Operasi militer itu bertujuan melemahkan kemampuan Iran yang terus menyerang perdagangan internasional melalui koridor perdagangan internasional, menurut CENTCOM.
“Pasukan CENTCOM tetap siaga dan siap meminta pertanggungjawaban Iran jika perjanjian (gencatan senjata) tidak dipatuhi,” demikian pernyataan tersebut.
Sementara itu, media Pemerintah Iran pada Rabu pagi melaporkan telah terjadi sejumlah ledakan di beberapa daerah di Iran selatan.
Sebelumnya, Selasa (7/7), Qatar memanggil wakil duta besar Iran di Doha untuk memprotes serangan Iran terhadap kapal milik Qatar, Al Rekayyat, di dekat Selat Hormuz.
Menanggapi hal itu, Juru Bicara Kementerian Luar Negeri Iran Esmaeil Baghaei membantah tuduhan Qatar tersebut.

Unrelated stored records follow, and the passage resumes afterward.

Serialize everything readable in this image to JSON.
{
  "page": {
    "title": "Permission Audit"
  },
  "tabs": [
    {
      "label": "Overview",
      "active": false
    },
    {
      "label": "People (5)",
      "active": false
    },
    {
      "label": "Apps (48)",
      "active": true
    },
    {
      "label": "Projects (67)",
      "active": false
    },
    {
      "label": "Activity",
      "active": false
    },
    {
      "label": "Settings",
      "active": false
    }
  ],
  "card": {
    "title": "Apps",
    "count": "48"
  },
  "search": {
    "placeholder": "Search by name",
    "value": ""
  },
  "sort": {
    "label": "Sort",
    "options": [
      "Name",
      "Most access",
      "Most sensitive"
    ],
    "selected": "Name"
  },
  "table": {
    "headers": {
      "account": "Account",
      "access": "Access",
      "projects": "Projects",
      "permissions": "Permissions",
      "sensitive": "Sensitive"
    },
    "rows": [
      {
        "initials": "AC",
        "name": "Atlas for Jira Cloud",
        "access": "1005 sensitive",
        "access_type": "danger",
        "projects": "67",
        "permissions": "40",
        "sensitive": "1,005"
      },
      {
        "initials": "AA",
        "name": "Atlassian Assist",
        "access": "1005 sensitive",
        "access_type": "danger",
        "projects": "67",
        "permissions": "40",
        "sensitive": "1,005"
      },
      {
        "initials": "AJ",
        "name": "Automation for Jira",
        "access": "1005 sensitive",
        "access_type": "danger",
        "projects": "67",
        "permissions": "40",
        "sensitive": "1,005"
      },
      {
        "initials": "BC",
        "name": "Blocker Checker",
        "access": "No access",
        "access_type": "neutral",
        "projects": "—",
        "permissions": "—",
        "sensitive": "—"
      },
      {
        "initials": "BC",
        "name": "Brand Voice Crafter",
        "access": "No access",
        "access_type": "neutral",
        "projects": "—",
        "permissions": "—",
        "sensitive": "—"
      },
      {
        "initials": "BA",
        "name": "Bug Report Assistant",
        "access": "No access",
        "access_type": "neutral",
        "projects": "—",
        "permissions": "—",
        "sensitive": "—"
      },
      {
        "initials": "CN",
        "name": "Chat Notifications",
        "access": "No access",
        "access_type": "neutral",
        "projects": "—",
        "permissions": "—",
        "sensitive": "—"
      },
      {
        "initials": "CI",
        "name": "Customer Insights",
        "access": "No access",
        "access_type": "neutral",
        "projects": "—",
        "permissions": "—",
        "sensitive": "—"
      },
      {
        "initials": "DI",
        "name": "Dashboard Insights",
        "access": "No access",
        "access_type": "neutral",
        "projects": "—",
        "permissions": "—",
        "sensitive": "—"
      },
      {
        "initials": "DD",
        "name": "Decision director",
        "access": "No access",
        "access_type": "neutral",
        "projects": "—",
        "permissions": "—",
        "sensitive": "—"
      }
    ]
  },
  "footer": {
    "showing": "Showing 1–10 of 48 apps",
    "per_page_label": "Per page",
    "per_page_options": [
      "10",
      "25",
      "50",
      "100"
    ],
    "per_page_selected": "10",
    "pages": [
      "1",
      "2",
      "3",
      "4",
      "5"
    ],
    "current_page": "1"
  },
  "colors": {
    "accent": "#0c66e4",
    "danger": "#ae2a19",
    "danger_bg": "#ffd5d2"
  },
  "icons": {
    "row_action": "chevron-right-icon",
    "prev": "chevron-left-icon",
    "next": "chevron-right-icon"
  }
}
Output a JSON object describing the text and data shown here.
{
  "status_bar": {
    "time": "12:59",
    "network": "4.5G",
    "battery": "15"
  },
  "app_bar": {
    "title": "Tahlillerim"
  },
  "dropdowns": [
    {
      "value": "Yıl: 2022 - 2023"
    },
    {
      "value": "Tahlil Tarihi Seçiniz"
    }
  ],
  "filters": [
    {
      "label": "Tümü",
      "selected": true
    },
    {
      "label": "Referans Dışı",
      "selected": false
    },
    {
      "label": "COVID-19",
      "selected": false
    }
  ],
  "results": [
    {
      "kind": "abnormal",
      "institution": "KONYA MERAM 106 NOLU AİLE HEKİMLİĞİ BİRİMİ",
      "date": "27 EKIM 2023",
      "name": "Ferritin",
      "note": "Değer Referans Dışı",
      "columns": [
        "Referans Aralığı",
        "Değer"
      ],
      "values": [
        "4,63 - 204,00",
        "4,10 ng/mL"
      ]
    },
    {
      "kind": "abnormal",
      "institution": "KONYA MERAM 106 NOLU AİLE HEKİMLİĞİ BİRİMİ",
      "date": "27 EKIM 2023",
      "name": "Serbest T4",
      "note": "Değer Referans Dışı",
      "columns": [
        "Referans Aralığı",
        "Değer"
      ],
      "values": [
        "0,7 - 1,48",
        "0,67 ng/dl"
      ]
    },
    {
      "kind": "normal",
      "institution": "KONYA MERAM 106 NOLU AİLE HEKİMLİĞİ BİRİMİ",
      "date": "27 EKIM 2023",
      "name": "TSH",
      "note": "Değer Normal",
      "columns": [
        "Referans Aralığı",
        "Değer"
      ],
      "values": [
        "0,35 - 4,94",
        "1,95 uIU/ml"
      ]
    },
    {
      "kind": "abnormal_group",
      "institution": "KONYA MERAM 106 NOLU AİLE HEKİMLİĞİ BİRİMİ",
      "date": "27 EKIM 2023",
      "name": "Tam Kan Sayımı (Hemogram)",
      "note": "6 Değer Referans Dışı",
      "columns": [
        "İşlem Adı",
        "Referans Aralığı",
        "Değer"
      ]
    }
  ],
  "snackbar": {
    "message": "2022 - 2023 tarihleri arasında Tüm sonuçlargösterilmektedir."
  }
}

Baghaei menegaskan pihaknya tetap berkomitmen untuk memastikan navigasi aman di Selat Hormuz.
“Kapal-kapal yang menggunakan rute yang tidak dikoordinasikan dengan otoritas Iran akan menghadapi risiko dan mengganggu upaya Republik Islam Iran untuk memfasilitasi lalu lintas yang aman di Selat Hormuz,” kata Baghaei.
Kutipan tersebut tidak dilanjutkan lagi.